Anugerah Rizki Akbari


Marking its 71st anniversary on Friday, the National Police welcomed its new leader, Gen. Tito Karnavian. Unlike the chaotic candidacy of Comr. Gen. Budi Gunawan for the top police position last year, all parties supported without reservation President Joko “Jokowi” Widodo’s choice of Tito as his sole nominee for the post.

With his excellent professional and academic credentials, Tito, formerly the head of the National Counterterrorism Agency (BNPT), enjoyed a smooth process of approval by the House of Representatives, during which he pledged to transform the force into a better organization.

Nevertheless, Tito now faces the same question posed to his predecessors: Will he fulfill his promises?

There is no doubt that corruption is a highly pathogenic virus infecting the police. As an illustration, in 2013 the National Police force was named the most corrupt institution in the country, as were its counterparts in 36 countries, according to a survey by the Global Corruption Barometer. Two years later, the World Justice Project (WJP) found that Indonesia’s absence of corruption in the police was below regional average. In the same year, 38 percent of respondents to a Transparency International Indonesia survey said their interactions with police officer ended in bribe payments.

The gravity of graft practices involving police officers has been made stark with the arrest of several police generals in recent years. In 2011, former detective chief Susno Duadji was sentenced to three and a half years in prison for accepting a bribe and misusing funds allocated to secure an election in West Java in 2008. Previously, former National Police traffic directorate chief Insp. Gen. Djoko Susilo was handed a 10-year prison term for corruption in the procurement of driving simulators.

Furthermore, the Corruption Eradication Commission (KPK) named Budi a graft suspect in December 2014, although the case was eventually dropped following a court verdict that found the KPK lacked justification to ensnare Budi, who was then the police chief candidate.

Police corruption in general stems from abuse of power, which can be divided into four categories. First is straightforward corruption, which is a reward in exchange for action or inaction. Taking a bribe falls under this type of corruption. Second is strategic corruption, which involves an active stimulation of crime by police officers in order to extort money or goods.

Third is combative corruption, which is intentionally aimed at strengthening the police cases through unlawful means. This particular form of corruption is predominantly found in drug-related cases where police officers trick potential suspects to illegally build the cases. Lastly, there is the kind of corruption involving distracting justice with the purpose of either seeking revenge or avoiding prosecution.

The police force under Tito needs to address these ingrained problems. To a large extent, police corruption has flourished because of a lack of accountability. For instance, police enjoy very limited oversight in naming a crime suspect. While pretrial appeals can clarify whether such procedures have complied with the standard laid down in internal police regulations, it would be much fairer if the control mechanism were enacted before the police declared someone a suspect.

Allowing the judiciary to verify whether there is enough evidence for the police to launch a criminal investigation would significantly curb opportunities to commit corruption. Hence, this mechanism has to be included in the amendments to the Criminal Procedures Code (KUHAP) and the new police chief must support it.

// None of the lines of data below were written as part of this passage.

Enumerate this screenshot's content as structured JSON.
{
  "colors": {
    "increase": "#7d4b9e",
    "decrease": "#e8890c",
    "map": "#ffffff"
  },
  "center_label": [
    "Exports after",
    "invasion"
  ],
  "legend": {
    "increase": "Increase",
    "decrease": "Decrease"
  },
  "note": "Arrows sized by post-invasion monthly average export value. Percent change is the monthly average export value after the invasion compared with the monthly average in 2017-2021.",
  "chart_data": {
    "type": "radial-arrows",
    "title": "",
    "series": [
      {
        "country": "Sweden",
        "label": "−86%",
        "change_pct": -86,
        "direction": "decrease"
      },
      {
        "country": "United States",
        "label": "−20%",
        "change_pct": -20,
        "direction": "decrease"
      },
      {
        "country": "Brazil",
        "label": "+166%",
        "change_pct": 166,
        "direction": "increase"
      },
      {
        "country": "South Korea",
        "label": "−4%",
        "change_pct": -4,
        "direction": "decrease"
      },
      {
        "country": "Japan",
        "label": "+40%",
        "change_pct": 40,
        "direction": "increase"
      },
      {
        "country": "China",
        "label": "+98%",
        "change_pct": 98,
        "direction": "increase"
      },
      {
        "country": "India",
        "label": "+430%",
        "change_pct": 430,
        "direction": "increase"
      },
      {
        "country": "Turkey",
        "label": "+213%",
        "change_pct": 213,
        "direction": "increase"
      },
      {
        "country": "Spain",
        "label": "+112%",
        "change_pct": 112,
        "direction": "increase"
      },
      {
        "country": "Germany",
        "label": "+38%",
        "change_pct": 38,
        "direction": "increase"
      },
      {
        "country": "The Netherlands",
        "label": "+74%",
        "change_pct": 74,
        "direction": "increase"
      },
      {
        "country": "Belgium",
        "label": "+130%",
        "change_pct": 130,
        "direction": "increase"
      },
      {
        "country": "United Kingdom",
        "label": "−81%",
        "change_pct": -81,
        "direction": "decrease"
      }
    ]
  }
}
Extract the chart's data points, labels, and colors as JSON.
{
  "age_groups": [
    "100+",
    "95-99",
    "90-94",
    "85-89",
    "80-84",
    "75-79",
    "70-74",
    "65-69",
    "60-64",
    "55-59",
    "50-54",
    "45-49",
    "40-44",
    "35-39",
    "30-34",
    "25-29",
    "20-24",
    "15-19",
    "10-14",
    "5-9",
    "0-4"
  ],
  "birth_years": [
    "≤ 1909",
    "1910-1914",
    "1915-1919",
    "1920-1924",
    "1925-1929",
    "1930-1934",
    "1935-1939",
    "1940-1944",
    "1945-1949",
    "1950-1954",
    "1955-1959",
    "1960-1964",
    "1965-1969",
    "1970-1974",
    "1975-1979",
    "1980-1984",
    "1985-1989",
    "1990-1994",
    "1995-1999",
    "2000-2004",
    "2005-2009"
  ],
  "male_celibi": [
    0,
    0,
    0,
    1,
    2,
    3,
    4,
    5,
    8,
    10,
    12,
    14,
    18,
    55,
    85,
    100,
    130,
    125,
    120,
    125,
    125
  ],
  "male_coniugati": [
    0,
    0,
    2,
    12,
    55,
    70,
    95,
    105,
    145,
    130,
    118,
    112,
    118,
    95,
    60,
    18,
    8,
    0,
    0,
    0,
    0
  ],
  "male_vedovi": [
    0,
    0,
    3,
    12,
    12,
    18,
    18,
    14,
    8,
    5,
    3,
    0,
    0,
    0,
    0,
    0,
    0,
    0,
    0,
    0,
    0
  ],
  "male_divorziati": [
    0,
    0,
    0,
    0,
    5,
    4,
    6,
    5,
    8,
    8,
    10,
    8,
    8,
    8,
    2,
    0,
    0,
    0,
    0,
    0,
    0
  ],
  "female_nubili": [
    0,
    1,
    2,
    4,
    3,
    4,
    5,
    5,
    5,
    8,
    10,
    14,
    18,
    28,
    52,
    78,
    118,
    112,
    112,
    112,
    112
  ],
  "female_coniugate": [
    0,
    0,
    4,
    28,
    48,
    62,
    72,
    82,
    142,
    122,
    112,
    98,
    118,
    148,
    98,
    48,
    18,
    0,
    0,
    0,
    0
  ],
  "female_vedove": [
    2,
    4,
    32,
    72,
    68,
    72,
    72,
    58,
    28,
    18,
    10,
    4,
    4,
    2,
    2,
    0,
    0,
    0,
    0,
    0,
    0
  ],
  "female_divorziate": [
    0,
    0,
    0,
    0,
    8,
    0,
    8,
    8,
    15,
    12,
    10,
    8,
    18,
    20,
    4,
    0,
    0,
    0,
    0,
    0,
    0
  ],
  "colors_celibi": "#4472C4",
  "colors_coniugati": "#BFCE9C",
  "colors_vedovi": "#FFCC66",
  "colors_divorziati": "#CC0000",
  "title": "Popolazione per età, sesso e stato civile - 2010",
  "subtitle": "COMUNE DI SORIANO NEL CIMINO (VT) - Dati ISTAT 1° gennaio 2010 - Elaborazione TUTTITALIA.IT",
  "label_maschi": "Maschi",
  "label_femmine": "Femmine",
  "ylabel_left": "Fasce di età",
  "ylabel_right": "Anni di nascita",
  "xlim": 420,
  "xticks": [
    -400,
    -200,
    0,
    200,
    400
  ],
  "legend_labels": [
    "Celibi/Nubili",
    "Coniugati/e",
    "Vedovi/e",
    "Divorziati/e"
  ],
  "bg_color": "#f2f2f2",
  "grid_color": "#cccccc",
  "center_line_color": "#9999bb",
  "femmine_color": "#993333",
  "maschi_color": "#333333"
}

Aside from cleaning up the institution from corruption, Tito has to evaluate the effectiveness of current policing strategies. In this regard, it is important to understand that the nature of policing is complicated, since it faces contradictory commands, namely to serve people and at the same time to exert power over them. That being said, the measurement of effective policing has to take both sides into account.

First and foremost, protection of suspects’ rights remains a major concern in Indonesian policing practices. The Commission for Missing Persons and Victims of Violence (Kontras) reported that between May 2015 and May 2016 alone 91 cases of torture and other inhumane treatment were found to have been committed by the police.

The WJP also found that Indonesia scored only 0.35 out of 1 in terms of protection of the rights of suspects, including freedom from torture and abusive treatment. This problem will not disappear unless the police leader orders his subordinates to uphold human rights and punishes those who violate this instruction.

Second, in the field of crime control, the issue is two-pronged. To begin with, the police force relies heavily on the mechanisms of criminal law to reduce crime. This is understandable considering its traditional mandate as a law enforcement agency. Nonetheless, the law itself cannot answer every single question regarding crime reduction. There is a growing necessity to involve interdisciplinary interventions to this realm. In the meantime, lack of recorded crime rates in Indonesia makes it difficult for the police to validly acclaim their work. On that account, Tito needs to instruct the police to firmly record crimes over time and make the information easily accessible to the public.

Considering the complex challenges in policing, it is quite intriguing to see what changes Tito can bring to the police. However, one thing is certain: Police reform cannot be delayed.

The writer teaches in the Criminal Law Department of the School of Law at the University of Indonesia in Depok, West Java.